At 21:35 25.10.2007, you wrote:
>From: Matthias Ringwald <mringwal at inf.ethz.ch>
>To: "Ethernut User Chat (English)" <en-nut-discussion at egnite.de>
>Date: Thu, 25 Oct 2007 19:53:24 +0200
>
>after years of using nut/os, I've just stumbled about a newbie
>question/problem.
>
>how do I correctly assign stdout AND stdin to the uart?
>
>the default code in many examples is:
>
>     NutRegisterDevice(&devUsartAvr0, 0, 0);
>     freopen(devUsartAvr0.dev_name, "w", stdout);
>
>so far, that's fine. printf works.

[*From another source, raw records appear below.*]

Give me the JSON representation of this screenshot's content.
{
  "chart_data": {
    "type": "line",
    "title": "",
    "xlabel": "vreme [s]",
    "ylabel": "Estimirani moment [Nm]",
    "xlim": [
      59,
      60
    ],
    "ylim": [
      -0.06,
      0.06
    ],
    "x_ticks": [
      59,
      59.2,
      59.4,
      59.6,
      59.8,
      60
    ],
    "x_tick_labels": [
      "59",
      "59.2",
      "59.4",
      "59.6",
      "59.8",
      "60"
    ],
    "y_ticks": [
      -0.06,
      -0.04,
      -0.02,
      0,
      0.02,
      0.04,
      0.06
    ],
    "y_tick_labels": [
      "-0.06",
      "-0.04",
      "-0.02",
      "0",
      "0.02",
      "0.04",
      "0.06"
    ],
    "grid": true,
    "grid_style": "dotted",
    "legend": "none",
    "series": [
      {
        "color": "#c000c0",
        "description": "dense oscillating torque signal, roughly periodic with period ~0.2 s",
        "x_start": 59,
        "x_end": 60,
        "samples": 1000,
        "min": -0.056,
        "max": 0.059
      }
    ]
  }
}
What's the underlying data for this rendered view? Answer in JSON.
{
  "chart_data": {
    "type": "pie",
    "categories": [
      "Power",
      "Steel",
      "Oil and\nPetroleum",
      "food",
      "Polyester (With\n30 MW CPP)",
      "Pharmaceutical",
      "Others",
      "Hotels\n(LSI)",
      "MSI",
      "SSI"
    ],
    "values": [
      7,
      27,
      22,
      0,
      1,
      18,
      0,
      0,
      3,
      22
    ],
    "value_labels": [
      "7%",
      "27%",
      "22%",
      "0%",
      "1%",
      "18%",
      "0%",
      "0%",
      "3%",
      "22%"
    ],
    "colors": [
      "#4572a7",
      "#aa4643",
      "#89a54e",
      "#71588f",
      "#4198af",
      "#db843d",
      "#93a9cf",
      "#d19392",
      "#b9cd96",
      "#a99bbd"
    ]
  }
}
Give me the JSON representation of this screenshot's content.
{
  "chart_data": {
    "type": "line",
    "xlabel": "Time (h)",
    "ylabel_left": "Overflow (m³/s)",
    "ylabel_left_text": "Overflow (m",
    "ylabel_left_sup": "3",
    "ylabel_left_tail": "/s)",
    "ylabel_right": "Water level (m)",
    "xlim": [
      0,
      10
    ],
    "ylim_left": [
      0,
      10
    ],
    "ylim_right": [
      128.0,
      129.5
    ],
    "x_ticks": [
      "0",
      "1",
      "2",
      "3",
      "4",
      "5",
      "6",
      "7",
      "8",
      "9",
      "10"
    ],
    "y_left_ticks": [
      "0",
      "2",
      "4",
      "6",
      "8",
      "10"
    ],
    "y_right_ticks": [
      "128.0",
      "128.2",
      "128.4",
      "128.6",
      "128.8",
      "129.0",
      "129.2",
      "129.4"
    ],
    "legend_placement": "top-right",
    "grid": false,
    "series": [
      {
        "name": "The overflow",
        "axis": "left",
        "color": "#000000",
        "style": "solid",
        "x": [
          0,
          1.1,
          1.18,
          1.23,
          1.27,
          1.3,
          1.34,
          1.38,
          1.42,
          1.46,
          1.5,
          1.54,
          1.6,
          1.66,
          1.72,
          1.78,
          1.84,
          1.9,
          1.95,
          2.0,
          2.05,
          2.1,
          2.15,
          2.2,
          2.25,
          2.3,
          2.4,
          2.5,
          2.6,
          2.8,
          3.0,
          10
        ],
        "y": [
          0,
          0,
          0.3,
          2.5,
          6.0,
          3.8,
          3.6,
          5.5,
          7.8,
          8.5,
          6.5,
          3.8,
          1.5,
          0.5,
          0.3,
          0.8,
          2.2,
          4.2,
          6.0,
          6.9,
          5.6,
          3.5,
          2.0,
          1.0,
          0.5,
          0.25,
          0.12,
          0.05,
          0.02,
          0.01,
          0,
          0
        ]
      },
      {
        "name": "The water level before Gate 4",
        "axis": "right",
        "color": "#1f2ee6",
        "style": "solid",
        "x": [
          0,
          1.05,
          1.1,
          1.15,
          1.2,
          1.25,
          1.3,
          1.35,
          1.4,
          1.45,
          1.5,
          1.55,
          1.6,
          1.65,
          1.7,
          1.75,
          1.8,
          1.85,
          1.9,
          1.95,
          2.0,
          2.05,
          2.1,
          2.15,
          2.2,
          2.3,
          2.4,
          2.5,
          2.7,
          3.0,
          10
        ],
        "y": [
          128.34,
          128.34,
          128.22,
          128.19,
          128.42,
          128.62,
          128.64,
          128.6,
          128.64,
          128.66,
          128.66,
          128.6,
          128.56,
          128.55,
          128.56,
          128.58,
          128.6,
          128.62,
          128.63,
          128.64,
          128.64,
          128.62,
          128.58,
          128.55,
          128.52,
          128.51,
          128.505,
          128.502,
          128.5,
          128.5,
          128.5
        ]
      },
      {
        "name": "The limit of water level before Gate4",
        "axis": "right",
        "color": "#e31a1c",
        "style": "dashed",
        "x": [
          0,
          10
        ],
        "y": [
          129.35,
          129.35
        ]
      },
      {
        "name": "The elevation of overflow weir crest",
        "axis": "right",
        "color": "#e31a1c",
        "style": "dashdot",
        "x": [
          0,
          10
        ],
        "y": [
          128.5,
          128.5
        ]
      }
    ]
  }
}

But when you call e.g. kbhit() it
>never returns as stdin was never assigned.
>
>Browsing the mail archive I've seen people doing it like this:
>
>   NutRegisterDevice(&devUsartAvr0, 0, 0);
>   freopen(devUsartAvr0.dev_name, "w", stdout);
>   freopen(devUsartAvr0.dev_name, "r", stdin);
>
>this sounds logical, but with the current nut/os code (or the one
>from last year..) this is not perfect / probably incorrect.